Ficámos sentados um bom bocado. Por isso nos começámos a sentir também de madeira e com necessidade de comunicar. Todos os que ali estavam eram gente idosa, dependentes das condições atmosféricas. Sobretudo as mulheres, voltaram a ser raparigas tagarelas. E os homens também fizeram questão em lembrar as suas brincadeiras de criança, quando corriam uns atrás dos outros, quando perseguiam os casais de namorados.

 

Eu olhei para o R. e o R., olhou para mim. De súbito tivemos saudades.

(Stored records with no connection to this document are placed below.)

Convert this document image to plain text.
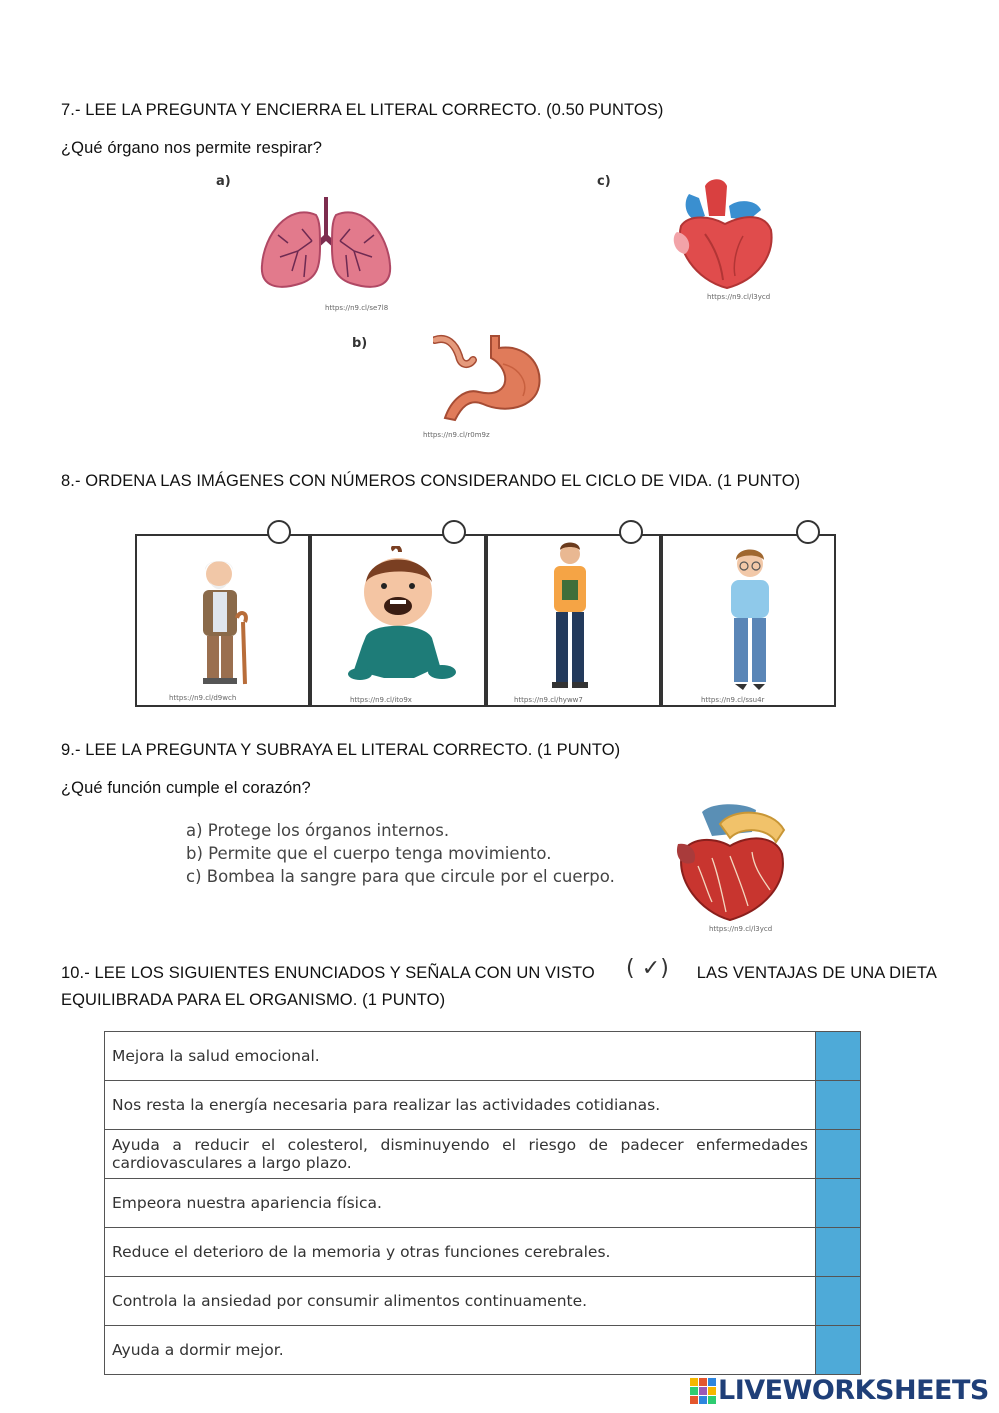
7.- LEE LA PREGUNTA Y ENCIERRA EL LITERAL CORRECTO. (0.50 PUNTOS)
¿Qué órgano nos permite respirar?
a)
https://n9.cl/se7l8
c)
https://n9.cl/l3ycd
b)
https://n9.cl/r0m9z
8.- ORDENA LAS IMÁGENES CON NÚMEROS CONSIDERANDO EL CICLO DE VIDA. (1 PUNTO)
https://n9.cl/d9wch	https://n9.cl/ito9x	https://n9.cl/hyww7	https://n9.cl/ssu4r
9.- LEE LA PREGUNTA Y SUBRAYA EL LITERAL CORRECTO. (1 PUNTO)
¿Qué función cumple el corazón?
a) Protege los órganos internos.
b) Permite que el cuerpo tenga movimiento.
c) Bombea la sangre para que circule por el cuerpo.
https://n9.cl/l3ycd
10.- LEE LOS SIGUIENTES ENUNCIADOS Y SEÑALA CON UN VISTO ( ✓) LAS VENTAJAS DE UNA DIETA
EQUILIBRADA PARA EL ORGANISMO. (1 PUNTO)
Mejora la salud emocional.	
Nos resta la energía necesaria para realizar las actividades cotidianas.	
Ayuda a reducir el colesterol, disminuyendo el riesgo de padecer enfermedades cardiovasculares a largo plazo.	
Empeora nuestra apariencia física.	
Reduce el deterioro de la memoria y otras funciones cerebrales.	
Controla la ansiedad por consumir alimentos continuamente.	
Ayuda a dormir mejor.	
LIVEWORKSHEETS
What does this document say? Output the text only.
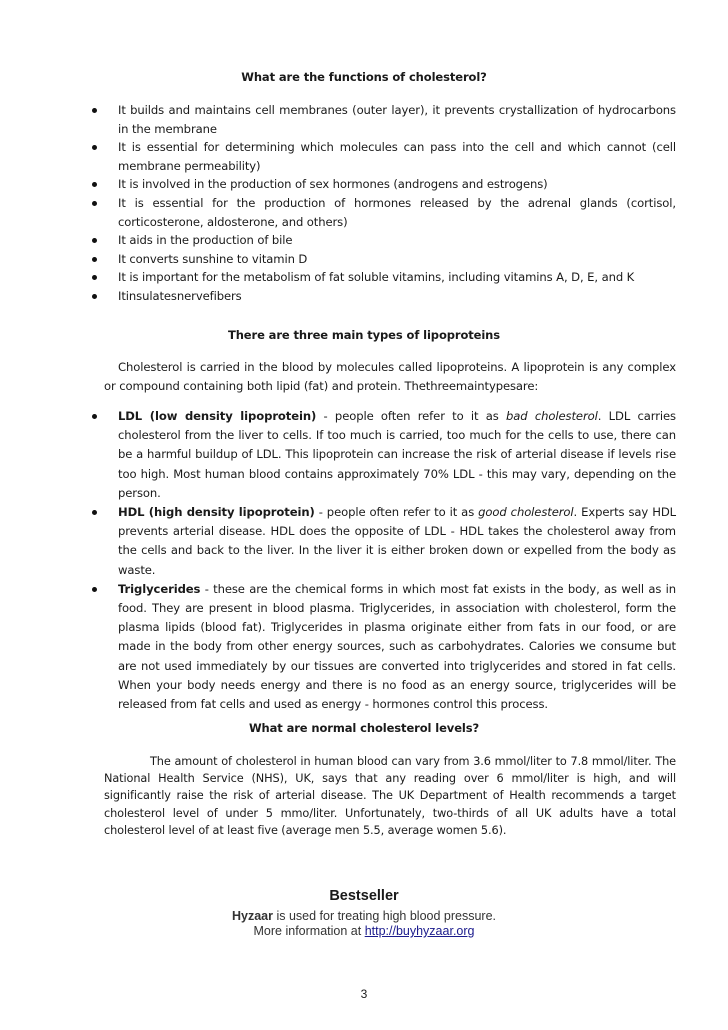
What are the functions of cholesterol?
It builds and maintains cell membranes (outer layer), it prevents crystallization of hydrocarbons in the membrane
It is essential for determining which molecules can pass into the cell and which cannot (cell membrane permeability)
It is involved in the production of sex hormones (androgens and estrogens)
It is essential for the production of hormones released by the adrenal glands (cortisol, corticosterone, aldosterone, and others)
It aids in the production of bile
It converts sunshine to vitamin D
It is important for the metabolism of fat soluble vitamins, including vitamins A, D, E, and K
Itinsulatesnervefibers
There are three main types of lipoproteins
Cholesterol is carried in the blood by molecules called lipoproteins. A lipoprotein is any complex or compound containing both lipid (fat) and protein. Thethreemaintypesare:
LDL (low density lipoprotein) - people often refer to it as bad cholesterol. LDL carries cholesterol from the liver to cells. If too much is carried, too much for the cells to use, there can be a harmful buildup of LDL. This lipoprotein can increase the risk of arterial disease if levels rise too high. Most human blood contains approximately 70% LDL - this may vary, depending on the person.
HDL (high density lipoprotein) - people often refer to it as good cholesterol. Experts say HDL prevents arterial disease. HDL does the opposite of LDL - HDL takes the cholesterol away from the cells and back to the liver. In the liver it is either broken down or expelled from the body as waste.
Triglycerides - these are the chemical forms in which most fat exists in the body, as well as in food. They are present in blood plasma. Triglycerides, in association with cholesterol, form the plasma lipids (blood fat). Triglycerides in plasma originate either from fats in our food, or are made in the body from other energy sources, such as carbohydrates. Calories we consume but are not used immediately by our tissues are converted into triglycerides and stored in fat cells. When your body needs energy and there is no food as an energy source, triglycerides will be released from fat cells and used as energy - hormones control this process.
What are normal cholesterol levels?
The amount of cholesterol in human blood can vary from 3.6 mmol/liter to 7.8 mmol/liter. The National Health Service (NHS), UK, says that any reading over 6 mmol/liter is high, and will significantly raise the risk of arterial disease. The UK Department of Health recommends a target cholesterol level of under 5 mmo/liter. Unfortunately, two-thirds of all UK adults have a total cholesterol level of at least five (average men 5.5, average women 5.6).
Bestseller
Hyzaar is used for treating high blood pressure.
More information at http://buyhyzaar.org
3
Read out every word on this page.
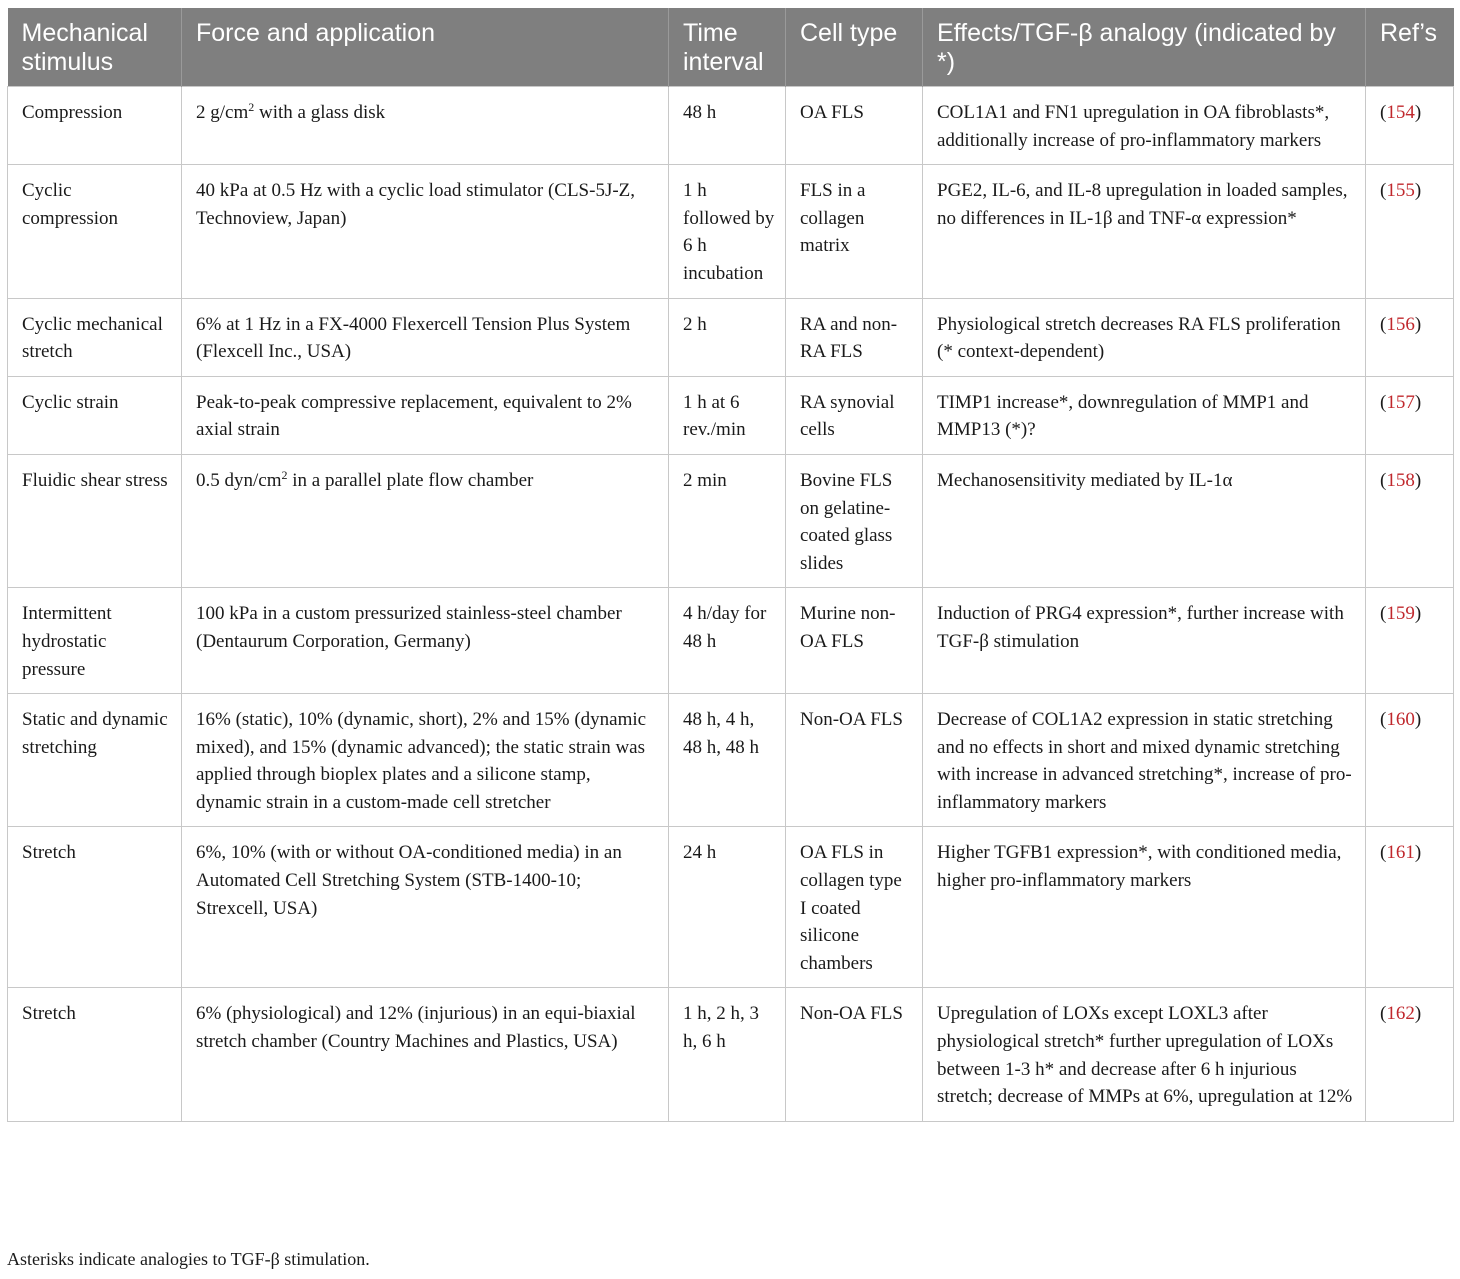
Mechanical stimulus	Force and application	Time interval	Cell type	Effects/TGF-β analogy (indicated by *)	Ref’s
Compression	2 $g/cm^2$ with a glass disk	48 h	OA FLS	COL1A1 and FN1 upregulation in OA fibroblasts*, additionally increase of pro-inflammatory markers	(154)
Cyclic compression	40 kPa at 0.5 Hz with a cyclic load stimulator (CLS-5J-Z, Technoview, Japan)	1 h followed by 6 h incubation	FLS in a collagen matrix	PGE2, IL-6, and IL-8 upregulation in loaded samples, no differences in IL-1β and TNF-α expression*	(155)
Cyclic mechanical stretch	6% at 1 Hz in a FX-4000 Flexercell Tension Plus System (Flexcell Inc., USA)	2 h	RA and non-RA FLS	Physiological stretch decreases RA FLS proliferation (* context-dependent)	(156)
Cyclic strain	Peak-to-peak compressive replacement, equivalent to 2% axial strain	1 h at 6 rev./min	RA synovial cells	TIMP1 increase*, downregulation of MMP1 and MMP13 (*)?	(157)
Fluidic shear stress	0.5 dyn/$cm^2$ in a parallel plate flow chamber	2 min	Bovine FLS on gelatine-coated glass slides	Mechanosensitivity mediated by IL-1α	(158)
Intermittent hydrostatic pressure	100 kPa in a custom pressurized stainless-steel chamber (Dentaurum Corporation, Germany)	4 h/day for 48 h	Murine non-OA FLS	Induction of PRG4 expression*, further increase with TGF-β stimulation	(159)
Static and dynamic stretching	16% (static), 10% (dynamic, short), 2% and 15% (dynamic mixed), and 15% (dynamic advanced); the static strain was applied through bioplex plates and a silicone stamp, dynamic strain in a custom-made cell stretcher	48 h, 4 h, 48 h, 48 h	Non-OA FLS	Decrease of COL1A2 expression in static stretching and no effects in short and mixed dynamic stretching with increase in advanced stretching*, increase of pro-inflammatory markers	(160)
Stretch	6%, 10% (with or without OA-conditioned media) in an Automated Cell Stretching System (STB-1400-10; Strexcell, USA)	24 h	OA FLS in collagen type I coated silicone chambers	Higher TGFB1 expression*, with conditioned media, higher pro-inflammatory markers	(161)
Stretch	6% (physiological) and 12% (injurious) in an equi-biaxial stretch chamber (Country Machines and Plastics, USA)	1 h, 2 h, 3 h, 6 h	Non-OA FLS	Upregulation of LOXs except LOXL3 after physiological stretch* further upregulation of LOXs between 1-3 h* and decrease after 6 h injurious stretch; decrease of MMPs at 6%, upregulation at 12%	(162)
Asterisks indicate analogies to TGF-β stimulation.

Uma saudade imensa da nossa velha cidade, onde aos sábados e domingos os jardins se enchiam de casais de namorados, onde nos conhecíamos uns aos outros, onde o convívio era são e pacífico, onde a vida se sentia nas ruas, nos comércios, nos cafés, nas praças, nos jardins. Actualmente a cidade ao sábado e, especialmente, ao domingo é um deserto de pedra e um cemitério de memórias. Basta olhar para os flavienses mais idosos para repararmos como choram por dentro. Ninguém passeia nos jardins, enquanto a rapaziada grita e pula em trejeitos de ameaça. Os idosos são motivo de chacota, as tradições foram dizimadas, o respeito e a educação deram lugar à indiferença e à provocação.

 

O coração da nossa cidade morreu. Dizem por aí que os flavienses a tudo se acomodam, que tudo perdoam, que tudo lhes serve. Nós sabemos que não. Por isso acreditamos que urge castigar os responsáveis pelo assassinato do coração da nossa urbe. O crime não pode compensar.